Segundo a estudante Pâmela Carlet, ela e outros dois colegas foram selecionados pela faculdade para participar do evento. Para ela, a oportunidade de atuar com profissionais já experientes rendeu não só o prêmio, mas a primeira vaga de estágio. Além disso, a jovem diz que o hackaton ajudou a abrir a cabeça para outras possibilidades de atuação dentro da área.

— É exatamente aí que a gente descobre que o mundo jurídico vai muito além. A gente tem uma cabecinha fixa de que é só leitura e escrita. Tem muito mais coisas por trás disso tudo. É um leque de opções.

Pesquisa com vítimas

Durante o fim de semana em que produziram o aplicativo, os participantes tiveram a oportunidade de conhecer pessoas vítimas de violência. De acordo com o advogado Frederico Carlos Barni Hulbert, que também integrou a equipe, eles entrevistaram mais de 90 pessoas. Dessas, cerca de 70% tinham sido vítimas ou conheciam alguma mulher que já havia sido agredida.

— Antes do evento, a gente imaginava que esses casos eram em uma a cada quatro ou cinco pessoas, mas percebemos que, na verdade, são duas a cada três — explica o profissional, que já atua há 16 anos no direito.

Pâmela contou ainda que, entre as entrevistas, o grupo passou por algumas situações inusitadas. Uma das vítimas acabou reconhecendo o agressor na rua.

— A gente estava conversando com ela, o rapaz saiu da farmácia e ela pediu para mudar de assunto — lembra.

Futuro do projeto

O objetivo do grupo é levar a iniciativa adiante. Para isso, estão em busca de registrar uma empresa e buscar patrocinadores. A intenção é criar uma ONG, que possa receber ajuda de voluntários de várias áreas, para auxiliar no acolhimento às vítimas.

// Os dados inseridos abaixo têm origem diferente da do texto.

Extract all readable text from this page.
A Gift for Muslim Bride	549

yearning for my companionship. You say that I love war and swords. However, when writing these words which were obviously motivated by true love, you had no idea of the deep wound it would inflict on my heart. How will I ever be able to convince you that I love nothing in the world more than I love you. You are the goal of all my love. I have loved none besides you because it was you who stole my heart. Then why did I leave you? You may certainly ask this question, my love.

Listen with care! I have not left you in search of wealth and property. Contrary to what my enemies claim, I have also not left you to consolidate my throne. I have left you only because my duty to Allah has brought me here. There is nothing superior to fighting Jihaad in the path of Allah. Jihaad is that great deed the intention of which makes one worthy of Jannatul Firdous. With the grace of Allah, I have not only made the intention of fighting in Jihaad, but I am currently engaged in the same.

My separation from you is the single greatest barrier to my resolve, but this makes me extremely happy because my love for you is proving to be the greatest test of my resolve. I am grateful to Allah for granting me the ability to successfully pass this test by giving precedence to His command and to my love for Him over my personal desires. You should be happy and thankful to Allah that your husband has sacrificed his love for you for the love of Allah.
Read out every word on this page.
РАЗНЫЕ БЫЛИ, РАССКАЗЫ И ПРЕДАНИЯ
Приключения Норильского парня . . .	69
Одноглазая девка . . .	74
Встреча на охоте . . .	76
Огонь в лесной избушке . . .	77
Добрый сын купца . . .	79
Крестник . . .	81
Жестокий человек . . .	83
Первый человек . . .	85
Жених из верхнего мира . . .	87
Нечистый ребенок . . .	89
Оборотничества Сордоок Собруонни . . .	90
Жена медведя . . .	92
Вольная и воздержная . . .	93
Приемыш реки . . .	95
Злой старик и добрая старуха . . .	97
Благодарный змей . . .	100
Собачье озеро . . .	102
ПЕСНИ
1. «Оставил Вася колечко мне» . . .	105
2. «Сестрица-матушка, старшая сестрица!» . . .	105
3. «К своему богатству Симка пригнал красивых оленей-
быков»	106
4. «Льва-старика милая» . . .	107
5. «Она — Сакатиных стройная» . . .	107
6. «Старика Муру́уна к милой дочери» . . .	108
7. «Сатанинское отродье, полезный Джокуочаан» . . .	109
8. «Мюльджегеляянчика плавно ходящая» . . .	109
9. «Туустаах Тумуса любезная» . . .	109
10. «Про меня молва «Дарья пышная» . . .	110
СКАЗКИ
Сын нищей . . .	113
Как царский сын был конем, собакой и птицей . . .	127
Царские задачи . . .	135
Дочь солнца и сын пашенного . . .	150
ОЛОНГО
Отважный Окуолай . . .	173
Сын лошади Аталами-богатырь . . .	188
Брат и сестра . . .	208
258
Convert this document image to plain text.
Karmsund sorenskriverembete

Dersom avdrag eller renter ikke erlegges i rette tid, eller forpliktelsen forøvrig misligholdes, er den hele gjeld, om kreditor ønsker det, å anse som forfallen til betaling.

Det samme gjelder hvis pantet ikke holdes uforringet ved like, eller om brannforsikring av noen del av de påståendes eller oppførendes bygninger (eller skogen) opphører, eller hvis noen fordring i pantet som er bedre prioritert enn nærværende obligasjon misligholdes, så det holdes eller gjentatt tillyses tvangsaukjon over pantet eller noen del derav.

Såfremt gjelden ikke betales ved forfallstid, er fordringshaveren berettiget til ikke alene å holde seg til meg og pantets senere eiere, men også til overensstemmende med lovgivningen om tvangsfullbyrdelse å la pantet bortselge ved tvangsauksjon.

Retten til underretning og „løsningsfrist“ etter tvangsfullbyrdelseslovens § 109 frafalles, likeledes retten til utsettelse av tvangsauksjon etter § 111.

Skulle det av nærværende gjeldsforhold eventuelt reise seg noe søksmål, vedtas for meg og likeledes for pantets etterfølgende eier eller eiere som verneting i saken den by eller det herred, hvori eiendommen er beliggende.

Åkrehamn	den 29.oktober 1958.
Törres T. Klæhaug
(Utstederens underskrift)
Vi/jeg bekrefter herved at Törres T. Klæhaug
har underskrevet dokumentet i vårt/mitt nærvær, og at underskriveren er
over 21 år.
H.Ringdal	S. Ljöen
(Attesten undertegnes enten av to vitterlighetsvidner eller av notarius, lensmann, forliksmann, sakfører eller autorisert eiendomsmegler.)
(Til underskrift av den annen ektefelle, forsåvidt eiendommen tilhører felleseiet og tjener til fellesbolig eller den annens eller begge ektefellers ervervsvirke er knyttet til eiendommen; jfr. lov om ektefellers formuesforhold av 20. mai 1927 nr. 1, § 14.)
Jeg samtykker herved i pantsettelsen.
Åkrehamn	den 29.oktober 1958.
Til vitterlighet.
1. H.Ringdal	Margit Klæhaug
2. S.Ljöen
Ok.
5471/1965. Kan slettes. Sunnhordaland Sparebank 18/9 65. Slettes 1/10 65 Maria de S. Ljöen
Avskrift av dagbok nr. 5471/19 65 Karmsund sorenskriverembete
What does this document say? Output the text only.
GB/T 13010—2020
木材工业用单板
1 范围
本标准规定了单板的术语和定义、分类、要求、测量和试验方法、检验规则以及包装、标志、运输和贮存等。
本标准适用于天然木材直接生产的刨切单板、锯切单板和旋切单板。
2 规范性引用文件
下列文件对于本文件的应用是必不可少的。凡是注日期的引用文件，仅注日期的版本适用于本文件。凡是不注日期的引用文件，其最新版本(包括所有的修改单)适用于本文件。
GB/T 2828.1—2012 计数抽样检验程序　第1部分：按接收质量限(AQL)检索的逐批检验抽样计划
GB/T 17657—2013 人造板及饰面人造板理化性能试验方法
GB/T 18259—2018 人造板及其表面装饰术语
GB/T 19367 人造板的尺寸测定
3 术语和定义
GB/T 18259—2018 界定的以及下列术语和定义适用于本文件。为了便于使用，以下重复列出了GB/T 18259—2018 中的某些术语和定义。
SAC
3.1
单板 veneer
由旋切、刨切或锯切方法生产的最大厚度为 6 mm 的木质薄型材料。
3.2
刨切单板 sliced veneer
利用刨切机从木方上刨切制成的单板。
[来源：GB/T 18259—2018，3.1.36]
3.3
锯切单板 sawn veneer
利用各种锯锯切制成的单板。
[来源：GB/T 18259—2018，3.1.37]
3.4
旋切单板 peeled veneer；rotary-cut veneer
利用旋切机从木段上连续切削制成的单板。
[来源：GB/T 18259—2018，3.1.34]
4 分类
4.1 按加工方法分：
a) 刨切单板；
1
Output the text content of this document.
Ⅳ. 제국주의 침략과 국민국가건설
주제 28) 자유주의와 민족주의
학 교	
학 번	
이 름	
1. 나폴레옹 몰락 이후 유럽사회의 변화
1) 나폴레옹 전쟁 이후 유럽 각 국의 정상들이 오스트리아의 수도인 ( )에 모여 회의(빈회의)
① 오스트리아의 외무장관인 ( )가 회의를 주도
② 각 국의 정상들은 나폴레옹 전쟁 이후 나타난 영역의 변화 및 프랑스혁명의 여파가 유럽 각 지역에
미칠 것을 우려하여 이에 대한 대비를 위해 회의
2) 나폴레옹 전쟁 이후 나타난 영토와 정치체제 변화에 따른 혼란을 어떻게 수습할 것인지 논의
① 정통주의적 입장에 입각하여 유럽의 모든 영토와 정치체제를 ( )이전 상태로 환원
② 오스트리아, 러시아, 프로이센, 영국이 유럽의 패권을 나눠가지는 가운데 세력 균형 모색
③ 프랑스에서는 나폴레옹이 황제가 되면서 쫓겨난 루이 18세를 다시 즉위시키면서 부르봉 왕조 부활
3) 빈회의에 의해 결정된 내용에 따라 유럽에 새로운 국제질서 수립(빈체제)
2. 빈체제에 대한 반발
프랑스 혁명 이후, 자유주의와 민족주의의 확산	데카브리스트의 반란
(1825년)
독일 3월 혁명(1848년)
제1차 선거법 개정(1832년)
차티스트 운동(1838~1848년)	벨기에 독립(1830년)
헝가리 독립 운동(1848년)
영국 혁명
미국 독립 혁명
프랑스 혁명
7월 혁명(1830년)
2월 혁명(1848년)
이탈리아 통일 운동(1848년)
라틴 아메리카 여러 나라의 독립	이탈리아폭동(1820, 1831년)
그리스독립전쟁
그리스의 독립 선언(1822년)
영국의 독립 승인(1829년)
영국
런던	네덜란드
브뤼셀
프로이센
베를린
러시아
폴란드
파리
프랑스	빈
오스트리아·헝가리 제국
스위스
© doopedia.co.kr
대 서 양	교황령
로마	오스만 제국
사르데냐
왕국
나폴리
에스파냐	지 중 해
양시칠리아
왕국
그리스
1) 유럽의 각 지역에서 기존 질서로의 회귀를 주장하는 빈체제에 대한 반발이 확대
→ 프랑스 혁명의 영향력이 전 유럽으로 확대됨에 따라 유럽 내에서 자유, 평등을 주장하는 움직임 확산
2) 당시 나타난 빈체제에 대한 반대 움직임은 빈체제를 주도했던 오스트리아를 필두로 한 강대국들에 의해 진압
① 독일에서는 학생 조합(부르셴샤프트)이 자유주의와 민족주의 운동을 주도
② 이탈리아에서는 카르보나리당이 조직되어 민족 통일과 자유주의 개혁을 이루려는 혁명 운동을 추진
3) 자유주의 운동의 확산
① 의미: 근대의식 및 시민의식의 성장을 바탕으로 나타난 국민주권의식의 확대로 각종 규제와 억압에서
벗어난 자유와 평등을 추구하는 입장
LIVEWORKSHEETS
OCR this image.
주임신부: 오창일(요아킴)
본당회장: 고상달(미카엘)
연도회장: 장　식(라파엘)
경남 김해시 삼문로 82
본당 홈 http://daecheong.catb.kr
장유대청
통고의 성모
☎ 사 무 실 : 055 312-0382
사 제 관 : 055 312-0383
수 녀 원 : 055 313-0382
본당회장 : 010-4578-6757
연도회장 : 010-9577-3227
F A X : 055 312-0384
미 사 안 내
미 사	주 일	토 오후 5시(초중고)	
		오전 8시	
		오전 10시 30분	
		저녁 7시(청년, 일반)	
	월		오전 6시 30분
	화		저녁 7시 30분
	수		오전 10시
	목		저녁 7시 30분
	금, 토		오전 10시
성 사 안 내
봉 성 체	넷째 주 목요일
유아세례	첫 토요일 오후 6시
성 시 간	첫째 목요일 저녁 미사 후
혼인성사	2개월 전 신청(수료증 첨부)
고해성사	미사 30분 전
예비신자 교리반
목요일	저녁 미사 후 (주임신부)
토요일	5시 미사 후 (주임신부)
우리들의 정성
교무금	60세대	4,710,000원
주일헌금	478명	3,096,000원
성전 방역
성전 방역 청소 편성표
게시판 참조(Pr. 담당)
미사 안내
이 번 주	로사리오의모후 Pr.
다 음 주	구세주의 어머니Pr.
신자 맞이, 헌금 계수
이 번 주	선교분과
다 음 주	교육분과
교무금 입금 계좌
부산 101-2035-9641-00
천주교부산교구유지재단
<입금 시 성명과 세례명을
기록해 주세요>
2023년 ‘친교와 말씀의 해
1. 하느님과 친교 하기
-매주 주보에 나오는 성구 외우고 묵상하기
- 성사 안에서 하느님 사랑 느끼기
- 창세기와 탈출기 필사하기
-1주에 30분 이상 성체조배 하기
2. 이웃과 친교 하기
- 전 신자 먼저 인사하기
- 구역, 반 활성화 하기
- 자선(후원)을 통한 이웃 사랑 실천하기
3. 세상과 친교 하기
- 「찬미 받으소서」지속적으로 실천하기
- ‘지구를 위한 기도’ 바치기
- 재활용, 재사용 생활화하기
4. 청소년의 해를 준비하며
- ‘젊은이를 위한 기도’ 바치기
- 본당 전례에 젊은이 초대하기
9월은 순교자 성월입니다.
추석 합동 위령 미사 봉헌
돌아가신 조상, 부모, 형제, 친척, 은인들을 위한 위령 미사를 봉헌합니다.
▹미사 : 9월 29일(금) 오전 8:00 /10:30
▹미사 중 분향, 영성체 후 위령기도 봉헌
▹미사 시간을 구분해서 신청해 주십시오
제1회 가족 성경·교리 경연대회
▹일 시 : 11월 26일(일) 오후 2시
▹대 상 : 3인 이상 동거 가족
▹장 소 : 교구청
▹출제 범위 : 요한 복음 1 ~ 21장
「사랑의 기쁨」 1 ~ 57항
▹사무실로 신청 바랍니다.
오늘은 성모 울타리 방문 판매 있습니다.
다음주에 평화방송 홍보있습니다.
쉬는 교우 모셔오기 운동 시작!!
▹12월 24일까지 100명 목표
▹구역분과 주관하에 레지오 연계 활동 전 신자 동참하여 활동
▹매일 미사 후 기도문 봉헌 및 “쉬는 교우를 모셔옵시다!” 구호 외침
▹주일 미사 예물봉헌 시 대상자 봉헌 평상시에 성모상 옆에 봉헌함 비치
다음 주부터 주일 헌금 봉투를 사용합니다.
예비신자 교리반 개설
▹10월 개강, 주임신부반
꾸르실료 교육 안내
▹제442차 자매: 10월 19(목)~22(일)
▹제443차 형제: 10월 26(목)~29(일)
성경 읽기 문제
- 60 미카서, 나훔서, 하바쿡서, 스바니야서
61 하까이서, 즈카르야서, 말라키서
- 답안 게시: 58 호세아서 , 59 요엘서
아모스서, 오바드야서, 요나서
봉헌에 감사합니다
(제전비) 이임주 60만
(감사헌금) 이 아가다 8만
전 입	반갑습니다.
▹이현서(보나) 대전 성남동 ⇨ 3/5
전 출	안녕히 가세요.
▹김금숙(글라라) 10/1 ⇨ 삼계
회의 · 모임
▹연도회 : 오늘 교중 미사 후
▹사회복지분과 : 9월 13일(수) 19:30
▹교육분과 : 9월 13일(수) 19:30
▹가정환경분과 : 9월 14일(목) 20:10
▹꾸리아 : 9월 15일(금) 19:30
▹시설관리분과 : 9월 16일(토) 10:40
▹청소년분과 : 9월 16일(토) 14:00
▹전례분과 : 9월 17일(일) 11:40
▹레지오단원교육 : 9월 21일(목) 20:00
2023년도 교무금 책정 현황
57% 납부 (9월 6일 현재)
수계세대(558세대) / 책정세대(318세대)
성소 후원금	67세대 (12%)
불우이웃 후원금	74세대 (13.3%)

Para chegar lá, os idealizadores do Eva Bot abriram um espaço de captação de recursos pela internet. Interessados em ajudar na causa podem fazer doações para que o grupo possa finalizar e colocar em funcionamento a plataforma ainda neste ano. Quem quiser entrar em contato com os idealizadores também pode acessar o Instagram oficial do projeto, que contém as informações do grupo.

De acordo com Hulbert, o objetivo é angariar ao menos R$ 90 mil, para terminar a programação e montar a infraestrutura necessária para acolher as vítimas de violência e encaminhá-las ao melhor atendimento possível.

— A ideia é conectar todos esses órgãos [polícia, Ministério Público e Judiciário], mas também e principalmente o nível de informação que as pessoas vítimas devem receber. Psicólogos, médicos, aconselhadores, poderão participar — afirma.